La stratégie des trois passoires

11 octobre 2017, Jacqueline LaBrie

La stratégie des trois passoires

Dépendamment où en sont rendus les conjoints dans les étapes de la rupture, en tant que médiateur nous sommes confrontés à l’expression d’émotions vives de la part de nos clients. Au fil des années de pratique j’ai développé un certain seuil de tolérance face à cette expression émotive et parfois  imprévisible.



Bien qu’en début de processus de médiation, dans le contrat de médiation il est demandé aux participants de faire preuve de respect l’un à l’égard de l’autre et de collaborer au bon déroulement du processus de médiation, il arrive parfois que ces engagements soient oubliés.



Dans un processus de médiation à haut niveau de conflit, une dame m’a reproché d’avoir laissé son ex-conjoint l’injurier. Selon Madame je n’avais pas pris les moyens pour empêcher qu’une telle situation se produise. Mais comment deviner ce qu’il allait exprimer?

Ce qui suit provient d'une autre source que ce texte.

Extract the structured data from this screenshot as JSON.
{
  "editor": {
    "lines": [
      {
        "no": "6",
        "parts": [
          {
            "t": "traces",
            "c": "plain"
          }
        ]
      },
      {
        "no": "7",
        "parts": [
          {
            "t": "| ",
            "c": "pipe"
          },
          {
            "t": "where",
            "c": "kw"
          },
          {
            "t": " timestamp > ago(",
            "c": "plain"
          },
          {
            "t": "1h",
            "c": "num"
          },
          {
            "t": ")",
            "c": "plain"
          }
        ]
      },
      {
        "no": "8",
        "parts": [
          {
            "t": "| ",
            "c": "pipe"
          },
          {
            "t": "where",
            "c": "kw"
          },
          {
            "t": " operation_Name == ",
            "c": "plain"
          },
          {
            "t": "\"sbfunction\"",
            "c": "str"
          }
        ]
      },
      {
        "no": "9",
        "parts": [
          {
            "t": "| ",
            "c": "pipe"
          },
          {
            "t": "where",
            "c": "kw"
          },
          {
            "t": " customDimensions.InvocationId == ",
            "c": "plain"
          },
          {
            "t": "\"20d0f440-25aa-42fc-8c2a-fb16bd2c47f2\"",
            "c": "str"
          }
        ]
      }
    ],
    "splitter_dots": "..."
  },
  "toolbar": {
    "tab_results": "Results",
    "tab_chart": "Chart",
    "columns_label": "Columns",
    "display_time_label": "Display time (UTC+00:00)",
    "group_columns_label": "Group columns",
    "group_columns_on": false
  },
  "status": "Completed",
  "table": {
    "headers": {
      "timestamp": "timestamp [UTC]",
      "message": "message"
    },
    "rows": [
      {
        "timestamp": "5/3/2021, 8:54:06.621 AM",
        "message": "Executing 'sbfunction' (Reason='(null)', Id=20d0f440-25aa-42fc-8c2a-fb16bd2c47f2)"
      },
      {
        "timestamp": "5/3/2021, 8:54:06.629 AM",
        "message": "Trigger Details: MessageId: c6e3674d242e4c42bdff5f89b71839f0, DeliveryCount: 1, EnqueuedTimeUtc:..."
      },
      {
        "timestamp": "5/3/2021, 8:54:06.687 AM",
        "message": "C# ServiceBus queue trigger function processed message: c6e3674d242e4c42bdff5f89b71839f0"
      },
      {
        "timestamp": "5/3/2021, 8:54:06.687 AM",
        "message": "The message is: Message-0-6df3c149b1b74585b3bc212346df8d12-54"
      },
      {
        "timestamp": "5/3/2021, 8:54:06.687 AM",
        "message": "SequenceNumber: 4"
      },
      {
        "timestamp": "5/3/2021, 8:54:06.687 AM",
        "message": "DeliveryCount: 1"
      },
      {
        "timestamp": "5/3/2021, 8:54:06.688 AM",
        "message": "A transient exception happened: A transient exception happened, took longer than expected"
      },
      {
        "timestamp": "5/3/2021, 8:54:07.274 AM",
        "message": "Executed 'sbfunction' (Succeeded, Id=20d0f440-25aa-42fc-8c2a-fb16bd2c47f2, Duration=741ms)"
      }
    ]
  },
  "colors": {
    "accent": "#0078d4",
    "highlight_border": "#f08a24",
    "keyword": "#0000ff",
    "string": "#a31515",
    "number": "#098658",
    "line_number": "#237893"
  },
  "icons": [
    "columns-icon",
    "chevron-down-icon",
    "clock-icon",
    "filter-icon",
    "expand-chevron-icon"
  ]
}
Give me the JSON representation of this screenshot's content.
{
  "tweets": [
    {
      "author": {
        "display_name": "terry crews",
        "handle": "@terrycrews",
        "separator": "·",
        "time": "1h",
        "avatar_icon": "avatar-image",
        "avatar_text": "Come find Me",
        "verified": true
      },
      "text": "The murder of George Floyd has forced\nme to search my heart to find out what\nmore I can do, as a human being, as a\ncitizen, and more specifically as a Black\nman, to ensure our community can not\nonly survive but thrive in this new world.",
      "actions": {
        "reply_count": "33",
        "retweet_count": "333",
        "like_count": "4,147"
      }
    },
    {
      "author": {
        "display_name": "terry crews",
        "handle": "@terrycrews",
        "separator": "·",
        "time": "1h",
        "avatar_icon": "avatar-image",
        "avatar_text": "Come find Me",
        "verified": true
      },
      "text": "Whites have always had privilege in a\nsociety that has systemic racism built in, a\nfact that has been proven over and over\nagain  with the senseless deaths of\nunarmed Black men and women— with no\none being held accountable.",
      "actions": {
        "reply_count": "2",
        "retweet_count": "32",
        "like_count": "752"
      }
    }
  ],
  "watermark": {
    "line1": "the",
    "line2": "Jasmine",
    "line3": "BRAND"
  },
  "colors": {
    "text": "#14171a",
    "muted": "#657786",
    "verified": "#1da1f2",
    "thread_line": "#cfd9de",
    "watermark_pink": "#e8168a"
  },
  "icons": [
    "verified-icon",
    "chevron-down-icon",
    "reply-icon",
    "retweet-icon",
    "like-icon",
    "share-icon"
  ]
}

Confrontée à cette réaction de la part de la dame, j’ai constaté que mon seuil de tolérance par rapport à certaines expressions émotives était assez élevé. En situation de trahison, de blessure à l’égo et à l’amour propre, certaines personnes peuvent utiliser un langage blessant pour se soulager de la souffrance vécue. En contexte de médiation, je m’attends à ces situations.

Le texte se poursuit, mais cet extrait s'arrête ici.